Joanna
P.
specjalista ds.
turystyki
Temat: Rudy znów nas oszukał. Podwyżki dla urzędników . Wszystko...
To miała być prawdziwa rewolucja. W przyszłym roku pracę miałostracić 10 proc. urzędników państwowych. Wszystko w imię
oszczędności
Rząd przepisy właśnie przyjął i jeśli teraz zostaną one
przyjęte przez Sejm i Senat, w ciągu kilku miesięcy w
ministerstwach, agencjach i urzędach ruszy wręczanie wypowiedzeń.
Ale państwo na tej operacji nic nie zaoszczędzi. Dlaczego? Bo
pieniądze, które zostaną po zwolnionych pracownikach będą mają
trafić na nagrody i podwyżki dla tych urzędników, którzy
zachowają etaty – tak wynika z uzasadnienia rządowej ustawy.
2011 miał być rokiem zaciskania pasa przez urzędników. Po
pierwsze rząd Donalda Tuska (53 l.) zamroził podwyżki w
administracji publicznej. W przyszłym roku żaden z 313-tysięcznej
rzeszy państwowych biurokratów miał nie dostać nawet złotówki
więcej. To nie koniec oszczędności. Rada Ministrów ostatnio
przyjęła projekt ustawy o redukcji zatrudnienia w administracji.
Zakłada ona, że już przyszłym roku w urzędach pracę straci
nawet 10 proc. pracowników.
Dokument w tej sprawie przygotował minister Michał Boni (56 l.) z
Kancelarii Premiera.

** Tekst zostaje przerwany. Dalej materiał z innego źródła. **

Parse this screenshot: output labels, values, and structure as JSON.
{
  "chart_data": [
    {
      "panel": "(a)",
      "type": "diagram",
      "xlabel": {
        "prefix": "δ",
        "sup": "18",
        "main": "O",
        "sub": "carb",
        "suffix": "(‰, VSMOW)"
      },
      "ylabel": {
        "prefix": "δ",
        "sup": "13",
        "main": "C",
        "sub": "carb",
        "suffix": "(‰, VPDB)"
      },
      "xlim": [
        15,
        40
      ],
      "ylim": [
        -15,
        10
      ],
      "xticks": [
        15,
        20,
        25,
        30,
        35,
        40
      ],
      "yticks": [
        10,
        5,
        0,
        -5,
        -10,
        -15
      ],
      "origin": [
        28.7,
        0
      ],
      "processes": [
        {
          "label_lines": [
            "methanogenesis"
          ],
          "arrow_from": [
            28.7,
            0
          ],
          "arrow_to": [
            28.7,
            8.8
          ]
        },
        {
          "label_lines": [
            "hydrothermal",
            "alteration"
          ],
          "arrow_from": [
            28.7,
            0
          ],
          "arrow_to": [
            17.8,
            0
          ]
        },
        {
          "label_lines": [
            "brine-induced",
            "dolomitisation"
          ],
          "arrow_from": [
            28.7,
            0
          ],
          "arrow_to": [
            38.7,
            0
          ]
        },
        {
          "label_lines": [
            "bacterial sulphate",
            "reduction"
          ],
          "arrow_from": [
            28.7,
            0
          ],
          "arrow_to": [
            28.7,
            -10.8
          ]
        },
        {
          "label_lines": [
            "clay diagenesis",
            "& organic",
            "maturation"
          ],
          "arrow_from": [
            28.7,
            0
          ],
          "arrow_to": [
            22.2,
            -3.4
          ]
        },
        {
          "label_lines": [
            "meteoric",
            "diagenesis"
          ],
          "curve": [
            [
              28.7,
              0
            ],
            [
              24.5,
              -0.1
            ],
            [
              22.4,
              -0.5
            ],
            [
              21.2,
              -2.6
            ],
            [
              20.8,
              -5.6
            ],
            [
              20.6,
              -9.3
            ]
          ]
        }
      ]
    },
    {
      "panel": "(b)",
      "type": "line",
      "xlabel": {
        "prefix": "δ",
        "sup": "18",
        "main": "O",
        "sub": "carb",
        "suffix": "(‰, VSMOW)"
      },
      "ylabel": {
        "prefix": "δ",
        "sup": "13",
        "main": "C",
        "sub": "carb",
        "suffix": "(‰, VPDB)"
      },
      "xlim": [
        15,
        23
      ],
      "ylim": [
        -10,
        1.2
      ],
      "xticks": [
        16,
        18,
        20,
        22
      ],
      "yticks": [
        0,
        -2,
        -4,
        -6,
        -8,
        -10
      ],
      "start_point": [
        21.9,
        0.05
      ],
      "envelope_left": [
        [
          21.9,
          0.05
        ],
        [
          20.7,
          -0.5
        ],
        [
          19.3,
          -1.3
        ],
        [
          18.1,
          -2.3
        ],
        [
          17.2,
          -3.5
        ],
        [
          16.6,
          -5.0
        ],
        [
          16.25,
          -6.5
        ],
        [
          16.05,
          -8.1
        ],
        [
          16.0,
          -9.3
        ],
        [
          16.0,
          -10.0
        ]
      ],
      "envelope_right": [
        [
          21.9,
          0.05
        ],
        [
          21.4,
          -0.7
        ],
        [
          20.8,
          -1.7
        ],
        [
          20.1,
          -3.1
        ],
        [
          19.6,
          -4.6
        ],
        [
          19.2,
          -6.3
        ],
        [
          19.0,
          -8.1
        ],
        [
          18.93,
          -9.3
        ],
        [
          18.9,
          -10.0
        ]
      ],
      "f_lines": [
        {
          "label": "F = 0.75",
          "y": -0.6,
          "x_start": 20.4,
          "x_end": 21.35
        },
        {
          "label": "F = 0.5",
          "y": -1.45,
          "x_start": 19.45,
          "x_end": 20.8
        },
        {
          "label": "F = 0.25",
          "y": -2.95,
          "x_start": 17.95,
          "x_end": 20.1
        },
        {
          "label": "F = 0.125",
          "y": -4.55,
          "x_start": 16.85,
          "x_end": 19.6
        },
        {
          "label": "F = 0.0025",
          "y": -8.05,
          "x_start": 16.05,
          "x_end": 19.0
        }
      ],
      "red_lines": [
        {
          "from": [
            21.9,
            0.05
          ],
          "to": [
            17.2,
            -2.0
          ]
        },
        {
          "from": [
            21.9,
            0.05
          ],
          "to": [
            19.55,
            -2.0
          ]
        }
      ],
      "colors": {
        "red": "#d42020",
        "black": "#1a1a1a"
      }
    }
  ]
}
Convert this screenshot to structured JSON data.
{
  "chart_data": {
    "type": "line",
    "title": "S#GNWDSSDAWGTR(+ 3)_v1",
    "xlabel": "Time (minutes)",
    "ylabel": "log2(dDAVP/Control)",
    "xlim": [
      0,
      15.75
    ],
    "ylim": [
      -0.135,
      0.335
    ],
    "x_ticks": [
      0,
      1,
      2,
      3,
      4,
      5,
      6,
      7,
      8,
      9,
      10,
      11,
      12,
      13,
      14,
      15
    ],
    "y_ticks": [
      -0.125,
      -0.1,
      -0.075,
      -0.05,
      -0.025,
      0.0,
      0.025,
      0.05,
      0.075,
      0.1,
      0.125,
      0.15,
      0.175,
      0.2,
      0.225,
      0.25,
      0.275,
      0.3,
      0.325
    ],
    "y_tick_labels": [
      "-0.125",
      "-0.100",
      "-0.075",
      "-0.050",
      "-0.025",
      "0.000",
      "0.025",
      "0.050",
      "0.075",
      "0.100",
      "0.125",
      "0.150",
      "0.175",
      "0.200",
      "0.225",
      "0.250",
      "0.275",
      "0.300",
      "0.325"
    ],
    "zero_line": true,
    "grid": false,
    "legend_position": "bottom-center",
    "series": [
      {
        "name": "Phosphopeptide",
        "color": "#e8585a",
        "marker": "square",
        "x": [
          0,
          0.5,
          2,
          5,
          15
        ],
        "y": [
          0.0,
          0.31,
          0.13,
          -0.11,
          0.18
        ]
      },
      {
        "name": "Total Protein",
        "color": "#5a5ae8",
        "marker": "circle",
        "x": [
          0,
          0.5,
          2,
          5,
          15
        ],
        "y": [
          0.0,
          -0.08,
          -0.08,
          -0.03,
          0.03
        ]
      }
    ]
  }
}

Jak dokładnie wyliczył, już w 2011 roku,
odchudzenie państwowej administracji ma przynieść 427 mln zł
oszczędności, a w kolejnych trzech latach po 1,4 mld zł. Tyle
teoria. Bo w praktyce, nie dość że pieniądze zostaną w
urzędach, to jeszcze zostaną przeznaczone na... podwyżki lub
nagrody, dla tych, którzy zachowają etaty.